所以我继续使用 LFO1 的输出制作 LFO2 就像这样..

So I go on to make LFO2 using the output of LFO1 like so..

# make plot of LFO2
x2 <- x1
y2 <- cos(2*pi*y1*x2)
plot(x2, y2, type='l')

然而，LFO2 的输出并不是我所期望的......它似乎在不断变快，并且还有一些不在全范围内振荡的峰值.我不明白这一点，因为我唯一要调整的是频率，它不应快于 0.11 Hz.起初我认为这可能是采样不足的问题，但在对时间序列进行任何程度的上采样时，我得到了相同的结果.

However, the output of LFO2 is not what I expected... It seems to be continuously getting faster and also has some peaks that don't oscillate at the full range.
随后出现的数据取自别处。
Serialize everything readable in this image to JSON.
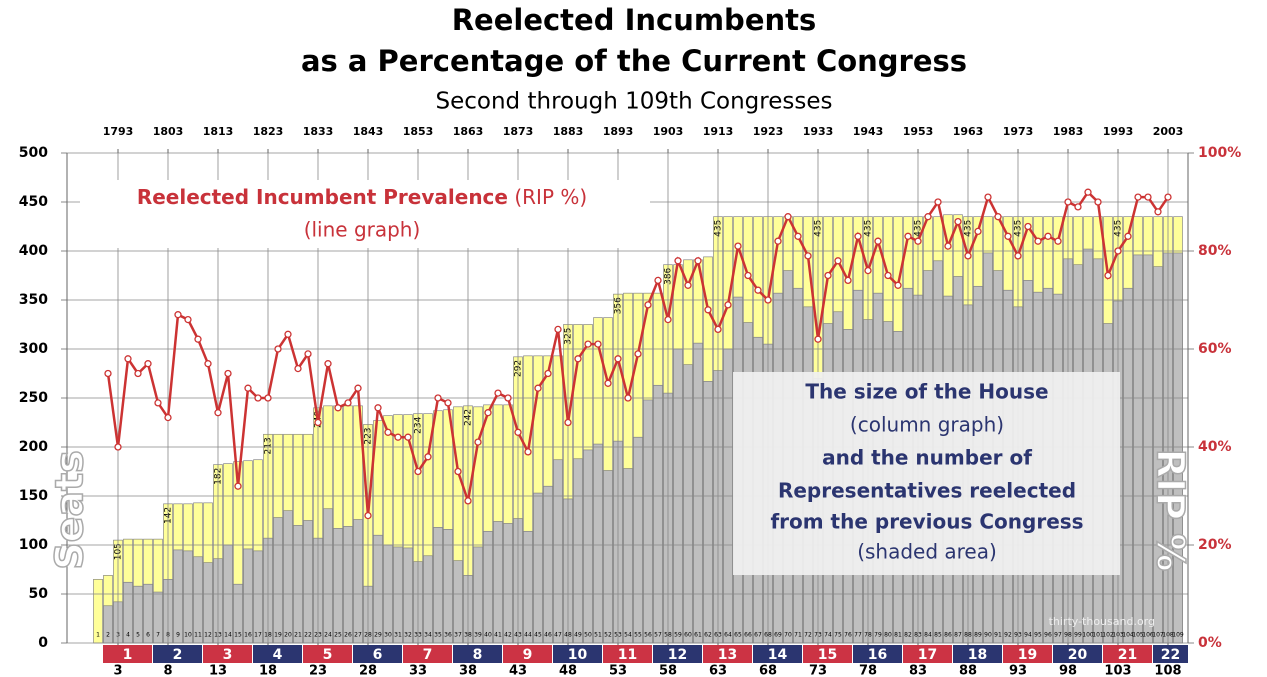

I don't understand this as the only thing I'm adjusting is the frequency and it shouldn't be faster than 0.11 Hz. At first I thought it might be an under sampling issue but I get the same results when upsampling the time series to any degree.

知道我在这里遗漏了什么吗?

Any idea what I'm missing here?

推荐答案

cos(f(t)) 的频率"不是 f(t).它是f(t) 的导数.你有:

The "frequency" of cos(f(t)) is not f(t). It's the derivative of f(t). You have:

y₁(t) = A*cos(2πf₁t) + A

y₁(t) = A*cos(2πf₁t) + A

y₂(t) = cos(2πy₁(t))

y₂(t) = cos(2πy₁(t))

如果您想要的频率是 Acos(2πf₁t) + A，那么您需要对其进行积分以获得 cos:

If the frequency you want is Acos(2πf₁t) + A, then you need to integrate that to get the argument to cos:

y₁(t) = A*sin(2πf₁t)/2πf₁ + At

y₁(t) = A*sin(2πf₁t)/2πf₁ + At

y₂(t) = cos(2πy₁(t))

y₂(t) = cos(2πy₁(t))

在 R 中:

# length in seconds
track_length <- 356
upsample <- 10 # upsample the signal

# LFO rates (Hz)
rate1 <- 0.02
rate2_range <- list(0.00, 2)

# make integral of LFO1
x1 <- 1:(track_length*upsample)/upsample
amp <- (rate2_range[[2]] - rate2_range[[1]])/2
y1 <- amp*sin(2*pi*rate1*x1)/(2*pi*rate1) + amp*x1
plot(x1, y1, type='l')

# make plot of LFO2
x2 <- x1
y2 <- cos(2*pi*y1 / upsample)
plot(x2, y2, type='l')

这篇关于R:产生可变频率的正弦波的文章就介绍到这了，希望我们推荐的答案对大家有所帮助，也希望大家多多支持IT屋！